The guitar divides the scale, by means of the frets, into twelve identical semitones, which are formed between C-C#-D-D#-E-F-F#-G-G#-A-A#-B-C, the so-called even tempered scale, the hallmark of Western music, European academic music and a good part of the music of oral tradition cultivated in Spain. Meanwhile, el cante jondo, cante flamenco, cante Gypsy, moves along a scale that subdivides the tones into multiple microtones that make it almost impossible for them to be captured on a staff, originally designed to write even-tempered scales. The singable melodies of the cante They have an oriental appearance, they are sung with the clear intention of seasoning with oriental ingredients a music made in the West by the most western inhabitants of Europe. And here is the miracle.

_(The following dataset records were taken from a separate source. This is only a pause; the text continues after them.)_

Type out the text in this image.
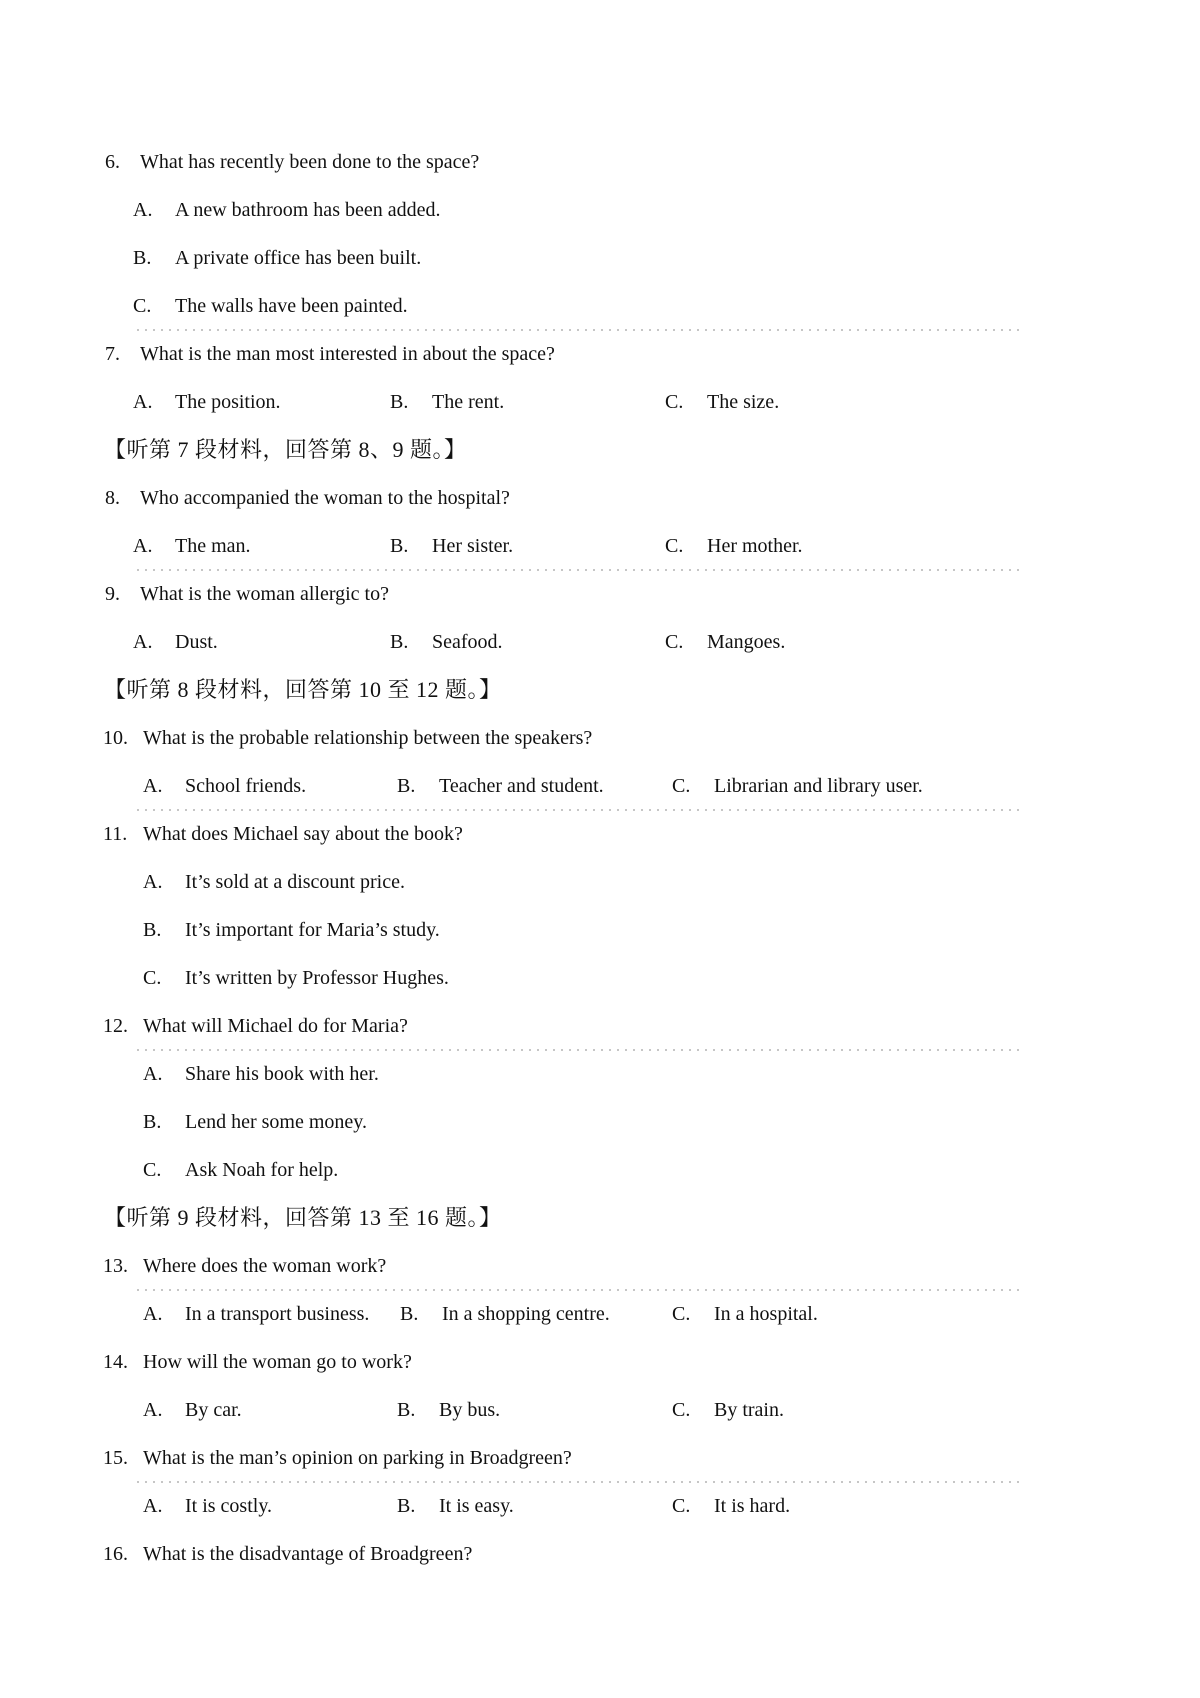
6. What has recently been done to the space?
A. A new bathroom has been added.
B. A private office has been built.
C. The walls have been painted.
7. What is the man most interested in about the space?
A. The position.	B. The rent.	C. The size.
【听第 7 段材料，回答第 8、9 题。】
8. Who accompanied the woman to the hospital?
A. The man.	B. Her sister.	C. Her mother.
9. What is the woman allergic to?
A. Dust.	B. Seafood.	C. Mangoes.
【听第 8 段材料，回答第 10 至 12 题。】
10. What is the probable relationship between the speakers?
A. School friends.	B. Teacher and student.	C. Librarian and library user.
11. What does Michael say about the book?
A. It’s sold at a discount price.
B. It’s important for Maria’s study.
C. It’s written by Professor Hughes.
12. What will Michael do for Maria?
A. Share his book with her.
B. Lend her some money.
C. Ask Noah for help.
【听第 9 段材料，回答第 13 至 16 题。】
13. Where does the woman work?
A. In a transport business. B. In a shopping centre.	C. In a hospital.
14. How will the woman go to work?
A. By car.	B. By bus.	C. By train.
15. What is the man’s opinion on parking in Broadgreen?
A. It is costly.	B. It is easy.	C. It is hard.
16. What is the disadvantage of Broadgreen?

A student told me a few years ago that a friend of his, a Turk and an Arabic player, told him that flamenco it should be played with that instrument instead of the guitar, in order to unite the languages with instruments, the Ud and the voice, not tempered. Obviously I had not understood anything, I was unaware of the great giant step that the flamenco Since the first styles began to crystallize in the second half of the 19th century, it was precisely the fusion between these two worlds: the very western tempered scale of the guitar with the very eastern tempered scale of the cante (which does not mean that the left hand of the guitar does not try to spice up the oriental character of the genre with dissonances).
By reconciling both worlds, a miracle was achieved, giving rise to a musical genre that is unique in the world, the fruit of the most exquisite fusion, the result of the communion between two apparently antagonistic worlds and which could not have been forged anywhere else than in that paradise of fusion that is Andalusia and Spain in general, a land of tolerant people, however much some insist on distorting the historical reality of a people, the Hispanic people, who have been accustomed to mixing since time immemorial and who have made the fusion of cultures their raison d'être, from Portbou to Cape Horn, from Tijuana to Cabo de Gata.
In a very brief and hopefully understandable way, I am convinced, although I may be wrong, that This is how the great miracle of the flamenco, the delicious alchemy that melting two metals he obtained pure gold, the gender flamenco, one of the most exceptional music in the world.